As an employer, I believe that a company’s manager must support employees also in their daily lives.


It can improve productivity over the long term. We are taking part in the 'Great Place to Work' research and this survey shows how it is important to create an environment where people feel safe, where communication is open about growth and situations of particular pressure, a place where people can speak out freely even when they do not agree.


But overall finding balance in life with everything I want to do is my objective, which will never be fully attained.


It is no secret that music is a key part of your life – 'Verona Opera Festival', as well as popular music. You also play the violin! Do you think hobbies are important to build a successful leader’s career?

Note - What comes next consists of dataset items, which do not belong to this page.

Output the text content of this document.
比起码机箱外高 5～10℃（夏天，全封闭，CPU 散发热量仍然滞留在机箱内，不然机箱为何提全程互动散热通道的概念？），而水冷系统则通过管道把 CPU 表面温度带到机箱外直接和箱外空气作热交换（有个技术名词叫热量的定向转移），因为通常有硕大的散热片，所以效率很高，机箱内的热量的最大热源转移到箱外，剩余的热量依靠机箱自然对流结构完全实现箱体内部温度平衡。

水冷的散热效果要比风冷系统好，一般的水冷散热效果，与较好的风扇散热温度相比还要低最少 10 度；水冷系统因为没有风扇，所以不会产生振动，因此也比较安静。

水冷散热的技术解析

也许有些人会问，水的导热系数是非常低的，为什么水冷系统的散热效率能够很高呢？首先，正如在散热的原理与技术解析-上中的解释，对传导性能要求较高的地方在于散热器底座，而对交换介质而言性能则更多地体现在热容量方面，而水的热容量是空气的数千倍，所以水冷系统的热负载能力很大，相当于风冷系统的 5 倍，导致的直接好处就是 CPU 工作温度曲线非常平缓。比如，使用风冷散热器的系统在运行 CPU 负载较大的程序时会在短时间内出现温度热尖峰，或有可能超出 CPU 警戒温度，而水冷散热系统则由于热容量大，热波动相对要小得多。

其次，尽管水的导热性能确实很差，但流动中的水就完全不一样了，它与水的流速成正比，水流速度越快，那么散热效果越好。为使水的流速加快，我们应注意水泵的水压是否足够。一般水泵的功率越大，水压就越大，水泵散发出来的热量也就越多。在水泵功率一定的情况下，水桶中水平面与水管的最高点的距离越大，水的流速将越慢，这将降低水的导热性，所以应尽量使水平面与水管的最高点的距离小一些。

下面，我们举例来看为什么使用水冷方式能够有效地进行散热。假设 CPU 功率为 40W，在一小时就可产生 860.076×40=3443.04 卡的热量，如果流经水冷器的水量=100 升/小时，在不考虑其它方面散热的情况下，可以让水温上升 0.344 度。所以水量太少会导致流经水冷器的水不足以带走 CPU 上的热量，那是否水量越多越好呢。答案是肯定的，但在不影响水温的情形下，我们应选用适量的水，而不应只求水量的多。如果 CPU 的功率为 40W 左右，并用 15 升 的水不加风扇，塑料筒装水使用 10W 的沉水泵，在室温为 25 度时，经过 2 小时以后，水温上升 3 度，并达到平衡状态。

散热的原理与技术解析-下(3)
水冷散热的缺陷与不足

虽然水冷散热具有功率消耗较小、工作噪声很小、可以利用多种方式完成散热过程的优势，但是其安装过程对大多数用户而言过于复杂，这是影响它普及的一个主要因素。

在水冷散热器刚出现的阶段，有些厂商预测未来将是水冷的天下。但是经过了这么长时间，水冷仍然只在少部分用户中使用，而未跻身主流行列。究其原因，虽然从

Yes, music has been my love since childhood. Both listening and playing. Interests outside of work are like a mental menu, from which we can choose what we want and what we like. It nurtures our inner world. And then we are much more effective in our everyday life.


It is with good reason that big corporations often invite speakers from completely different areas, because it has been scientifically proven that our brain needs to receive different information so that we could remain strong in stressful situations, open for discussions.


I believe that “workaholism”, when you can never find time for something else, is a short-term solution.


What type of car would best suit a female leader?


The best car for us is the one in which we feel safe, for which we have chosen the best design, colour, power and size.



This interview has been prepared in cooperation with the international top executive search firm Pedersen & Partners. Interviewer Ieva Riekstiņa, Consultant at Pedersen & Partners.